The news reports of the last two days have been dominated by the events in Haiti, where a magnitude-7 earthquake all but flattened the capitol Port-au-Prince and the surrounding areas. As photographs and first-hand accounts begin to arrive, we see an area of the world where people were already facing daily challenges far greater than those we have experienced, now coupled with an unspeakable tragedy.
It is in trying times such as these that I find it particularly difficult to hear people say they have been "blessed" in their lives. For it stands to reason that if some among us have been blessed, then the opposite must also be true, and there are those among us who have been cursed. The nefarious Pat Robertson certainly thinks so. I do not believe this to be true. God no more curses a Haitian mother who has seen her child crushed under rubble than God blesses a Hollywood starlet with beautiful children and a quick metabolism.
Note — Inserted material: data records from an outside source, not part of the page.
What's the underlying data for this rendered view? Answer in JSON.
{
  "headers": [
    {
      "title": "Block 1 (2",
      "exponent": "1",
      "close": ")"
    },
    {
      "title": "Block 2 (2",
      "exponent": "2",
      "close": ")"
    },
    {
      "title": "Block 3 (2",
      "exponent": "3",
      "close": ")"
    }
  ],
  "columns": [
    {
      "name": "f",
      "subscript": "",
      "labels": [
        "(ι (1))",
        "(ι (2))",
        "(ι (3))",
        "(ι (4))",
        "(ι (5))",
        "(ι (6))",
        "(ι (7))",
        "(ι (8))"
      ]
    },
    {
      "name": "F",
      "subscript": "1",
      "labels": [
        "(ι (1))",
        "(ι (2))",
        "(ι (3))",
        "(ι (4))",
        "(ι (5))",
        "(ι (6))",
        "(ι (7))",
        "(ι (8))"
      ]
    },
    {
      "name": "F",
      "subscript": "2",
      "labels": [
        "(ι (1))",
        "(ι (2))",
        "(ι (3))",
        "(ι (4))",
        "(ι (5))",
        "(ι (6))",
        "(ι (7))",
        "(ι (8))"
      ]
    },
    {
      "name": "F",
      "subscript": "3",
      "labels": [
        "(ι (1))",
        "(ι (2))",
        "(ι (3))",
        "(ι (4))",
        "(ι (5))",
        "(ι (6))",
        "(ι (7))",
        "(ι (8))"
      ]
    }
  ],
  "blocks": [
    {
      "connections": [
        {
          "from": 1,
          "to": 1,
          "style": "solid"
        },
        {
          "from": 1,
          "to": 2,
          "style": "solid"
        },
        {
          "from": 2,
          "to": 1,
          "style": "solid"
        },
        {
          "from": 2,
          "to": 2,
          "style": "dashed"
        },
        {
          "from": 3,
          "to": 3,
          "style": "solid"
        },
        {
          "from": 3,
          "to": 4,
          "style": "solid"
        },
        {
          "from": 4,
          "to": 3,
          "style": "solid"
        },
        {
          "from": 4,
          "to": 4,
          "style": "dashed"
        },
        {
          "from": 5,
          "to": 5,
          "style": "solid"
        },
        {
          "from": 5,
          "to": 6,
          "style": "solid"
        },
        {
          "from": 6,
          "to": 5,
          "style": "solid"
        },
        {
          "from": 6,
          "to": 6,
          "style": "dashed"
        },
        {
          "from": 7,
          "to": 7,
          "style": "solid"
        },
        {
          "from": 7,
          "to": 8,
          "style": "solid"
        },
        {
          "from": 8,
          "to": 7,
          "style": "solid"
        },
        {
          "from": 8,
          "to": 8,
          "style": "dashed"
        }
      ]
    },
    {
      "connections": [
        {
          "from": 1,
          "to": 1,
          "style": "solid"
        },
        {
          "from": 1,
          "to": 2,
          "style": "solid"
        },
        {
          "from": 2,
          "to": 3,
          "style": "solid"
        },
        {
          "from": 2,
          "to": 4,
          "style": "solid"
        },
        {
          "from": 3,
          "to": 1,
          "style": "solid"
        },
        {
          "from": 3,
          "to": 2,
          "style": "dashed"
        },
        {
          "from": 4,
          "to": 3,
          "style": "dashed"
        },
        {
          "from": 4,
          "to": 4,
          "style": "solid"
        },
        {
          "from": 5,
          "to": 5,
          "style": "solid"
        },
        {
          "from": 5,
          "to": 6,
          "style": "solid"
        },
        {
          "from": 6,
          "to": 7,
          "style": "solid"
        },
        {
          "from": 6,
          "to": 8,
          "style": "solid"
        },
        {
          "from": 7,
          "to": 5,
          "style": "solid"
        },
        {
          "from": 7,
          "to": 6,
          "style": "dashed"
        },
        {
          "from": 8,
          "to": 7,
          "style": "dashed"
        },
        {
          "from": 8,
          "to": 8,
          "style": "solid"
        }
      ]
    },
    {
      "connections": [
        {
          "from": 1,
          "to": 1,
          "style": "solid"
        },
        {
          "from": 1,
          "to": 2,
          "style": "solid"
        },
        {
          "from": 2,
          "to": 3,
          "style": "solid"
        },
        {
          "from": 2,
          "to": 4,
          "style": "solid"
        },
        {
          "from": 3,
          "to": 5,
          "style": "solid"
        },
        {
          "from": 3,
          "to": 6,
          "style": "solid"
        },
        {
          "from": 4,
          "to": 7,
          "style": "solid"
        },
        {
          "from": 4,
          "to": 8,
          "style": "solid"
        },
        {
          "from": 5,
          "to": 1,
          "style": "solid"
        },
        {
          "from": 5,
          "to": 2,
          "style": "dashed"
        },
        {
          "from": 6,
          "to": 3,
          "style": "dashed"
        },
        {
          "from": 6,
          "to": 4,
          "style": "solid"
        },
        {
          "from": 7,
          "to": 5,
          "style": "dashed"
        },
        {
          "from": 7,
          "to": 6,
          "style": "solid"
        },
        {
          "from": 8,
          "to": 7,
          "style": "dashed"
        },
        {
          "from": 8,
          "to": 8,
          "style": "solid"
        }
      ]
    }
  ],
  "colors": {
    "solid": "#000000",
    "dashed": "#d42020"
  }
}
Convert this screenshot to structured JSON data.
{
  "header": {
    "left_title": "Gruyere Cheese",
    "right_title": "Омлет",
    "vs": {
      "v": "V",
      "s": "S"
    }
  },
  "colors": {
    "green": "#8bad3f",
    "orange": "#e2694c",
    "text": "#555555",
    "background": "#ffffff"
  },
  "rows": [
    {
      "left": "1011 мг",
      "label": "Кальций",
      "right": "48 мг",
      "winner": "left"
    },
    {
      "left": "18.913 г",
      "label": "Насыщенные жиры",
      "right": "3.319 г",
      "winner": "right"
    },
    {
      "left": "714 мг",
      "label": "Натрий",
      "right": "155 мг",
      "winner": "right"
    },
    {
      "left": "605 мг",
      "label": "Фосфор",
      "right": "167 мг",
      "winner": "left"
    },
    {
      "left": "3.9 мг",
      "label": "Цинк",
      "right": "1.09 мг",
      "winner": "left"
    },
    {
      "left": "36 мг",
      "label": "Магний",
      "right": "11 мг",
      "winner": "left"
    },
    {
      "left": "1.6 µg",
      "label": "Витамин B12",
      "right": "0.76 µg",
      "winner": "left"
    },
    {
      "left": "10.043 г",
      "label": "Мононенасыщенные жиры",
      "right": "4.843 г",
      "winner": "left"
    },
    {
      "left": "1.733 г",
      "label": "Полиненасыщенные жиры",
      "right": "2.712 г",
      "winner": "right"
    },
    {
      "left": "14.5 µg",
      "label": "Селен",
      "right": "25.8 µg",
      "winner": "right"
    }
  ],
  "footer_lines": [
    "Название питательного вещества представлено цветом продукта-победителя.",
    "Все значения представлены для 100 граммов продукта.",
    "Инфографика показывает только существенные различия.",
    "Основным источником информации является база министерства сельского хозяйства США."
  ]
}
So where is God in this tragedy? So often scoffing skeptics point to events such as Haiti as proof that a higher power does not exist, and at first glance, we could lament this to be true. After all, why would God do this to the people God so claims to love? But if we reject the idea that some among us are hand-selected to be blessed, cursed or otherwise, then God's presence becomes clearer, at work in something much greater than a game of arbitrary bestowals. Indeed, I believe that God's presence is where it has always been, and where it will continue to be when the camera lenses and headlines turn elsewhere. It is in the kinship that defines the human condition, in loving thy neighbor and helping a stranger in need, examples of which we have heard and seen in the last two days in our collective sorrow, the willingness of volunteers, and the outpouring of donations. If there are to be any blessings, I will point to these acts as more deserving recipients.